Today websites are testing many incremental changes to the webpage at the same time on large-scale experimentation platforms. The average treatment effect of each incremental change is unbiased estimated. Experiments with statistically significant improvements to some metric will be launched to the users. But the total effect of aggregating these incremental changes is over-estimated, if we simply add up the individual estimates. This is the winner’s curse the authors describe, and they quantified the bias in estimating the total effects in this paper.

Suppose after running N experiments, the set of chosen experiments is A (which is a random set!) with true total effect T_A and estimated total effect S_A. Then it can be shown that \beta = \mathbb{E}\left[S_A - T_A\right] > 0.

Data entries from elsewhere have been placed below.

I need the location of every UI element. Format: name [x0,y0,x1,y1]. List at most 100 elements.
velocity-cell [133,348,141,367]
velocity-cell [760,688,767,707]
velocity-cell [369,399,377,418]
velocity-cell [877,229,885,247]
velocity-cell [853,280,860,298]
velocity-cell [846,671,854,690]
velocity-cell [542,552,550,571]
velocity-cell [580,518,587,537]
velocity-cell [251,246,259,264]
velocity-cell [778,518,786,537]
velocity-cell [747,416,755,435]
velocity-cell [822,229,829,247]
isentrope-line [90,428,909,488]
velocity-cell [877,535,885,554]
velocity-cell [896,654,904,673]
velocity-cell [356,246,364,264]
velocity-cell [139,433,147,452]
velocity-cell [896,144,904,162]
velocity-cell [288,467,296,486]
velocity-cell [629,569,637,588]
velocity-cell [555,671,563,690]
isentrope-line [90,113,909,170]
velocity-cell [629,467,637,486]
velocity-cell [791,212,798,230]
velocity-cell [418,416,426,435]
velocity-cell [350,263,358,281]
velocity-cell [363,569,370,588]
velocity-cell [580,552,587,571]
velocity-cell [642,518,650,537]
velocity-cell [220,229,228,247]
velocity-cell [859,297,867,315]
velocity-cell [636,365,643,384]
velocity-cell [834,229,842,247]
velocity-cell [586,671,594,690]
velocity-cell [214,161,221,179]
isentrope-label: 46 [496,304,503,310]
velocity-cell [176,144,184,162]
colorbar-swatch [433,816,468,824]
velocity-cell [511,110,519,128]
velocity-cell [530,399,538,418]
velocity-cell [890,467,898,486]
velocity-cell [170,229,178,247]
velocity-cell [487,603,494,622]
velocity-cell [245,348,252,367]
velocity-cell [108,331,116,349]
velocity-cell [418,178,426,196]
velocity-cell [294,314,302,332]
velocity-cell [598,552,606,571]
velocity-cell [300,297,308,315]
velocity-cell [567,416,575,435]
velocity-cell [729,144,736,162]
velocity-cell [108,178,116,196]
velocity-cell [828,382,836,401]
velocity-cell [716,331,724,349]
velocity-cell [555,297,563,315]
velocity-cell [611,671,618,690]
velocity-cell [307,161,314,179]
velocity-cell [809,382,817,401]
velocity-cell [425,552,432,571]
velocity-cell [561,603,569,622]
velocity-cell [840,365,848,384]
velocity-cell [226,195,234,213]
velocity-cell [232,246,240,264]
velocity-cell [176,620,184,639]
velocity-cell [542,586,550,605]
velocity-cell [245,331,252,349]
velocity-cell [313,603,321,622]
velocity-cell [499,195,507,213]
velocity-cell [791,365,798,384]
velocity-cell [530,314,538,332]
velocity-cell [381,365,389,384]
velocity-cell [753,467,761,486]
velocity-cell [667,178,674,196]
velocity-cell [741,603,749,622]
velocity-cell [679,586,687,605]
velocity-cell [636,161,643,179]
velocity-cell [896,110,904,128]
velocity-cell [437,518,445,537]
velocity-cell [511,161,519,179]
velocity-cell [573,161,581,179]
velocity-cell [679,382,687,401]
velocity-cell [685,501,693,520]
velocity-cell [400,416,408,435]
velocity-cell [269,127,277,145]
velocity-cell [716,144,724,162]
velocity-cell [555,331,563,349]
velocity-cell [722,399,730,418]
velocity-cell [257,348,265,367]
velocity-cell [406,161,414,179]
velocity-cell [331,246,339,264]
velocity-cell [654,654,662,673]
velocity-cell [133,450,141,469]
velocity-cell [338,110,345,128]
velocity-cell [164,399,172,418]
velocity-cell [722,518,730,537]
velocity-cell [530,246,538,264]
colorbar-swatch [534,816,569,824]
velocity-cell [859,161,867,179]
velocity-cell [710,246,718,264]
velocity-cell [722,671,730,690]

The authors provides closed form solution for the bias in the simple case where each estimate follows a normal distribution with known standard deviation X_i \sim \mathcal{N}(a_i,\sigma^2_i). Let’s say b_i is some value choose by analysts running the experiments to select the set A. The authors show that \beta = \sum_{i=1}^n \sigma_i \phi\left(\frac{\sigma_i b_i - a_i}{\sigma_i}\right). The point of this equation is that all the epxeriments contribute to the bias, not just those selected through experimentation, because the sum is over all the experiments! As the Medium post pointed out:

If the set of experiments being aggregated A is fixed from the beginning, then no bias would be introduced. In the end, the bias exists because of the process of selecting the successful ones among many experiments we run, and we do this every day in a large scale experimentation platform.

The authors also provide a bootstrap confidence interval for the bias corrected total effect estimator.

Screen Shot 2018-08-05 at 11.44.08 PM.png
Fig: comparison between (left) adding up the estimated effect of 6 selected experiments, (middle) bias adjusted total effect estimate and (right) total effect estimated from a separate hold-out. Source: Medium post from Airbnb Engineering and Data Science. This is also Figure 6 from KDD paper.

I did not have time to go-through Section 5 – applications at Airbnb from the paper this time and I’d like to revisit it at another chance.

I really like the authors’ way of formulating the solving this selective inference problem. Their de-biasing method requires very little assumptions and is straightforward to calculate. I have not given must thought to it but I am wondering how would a Bayesian approach this problem. Would that be setting up a hierarchical model by pulling all the incremental changes together? I would certainly meditate on this question during running or yoga!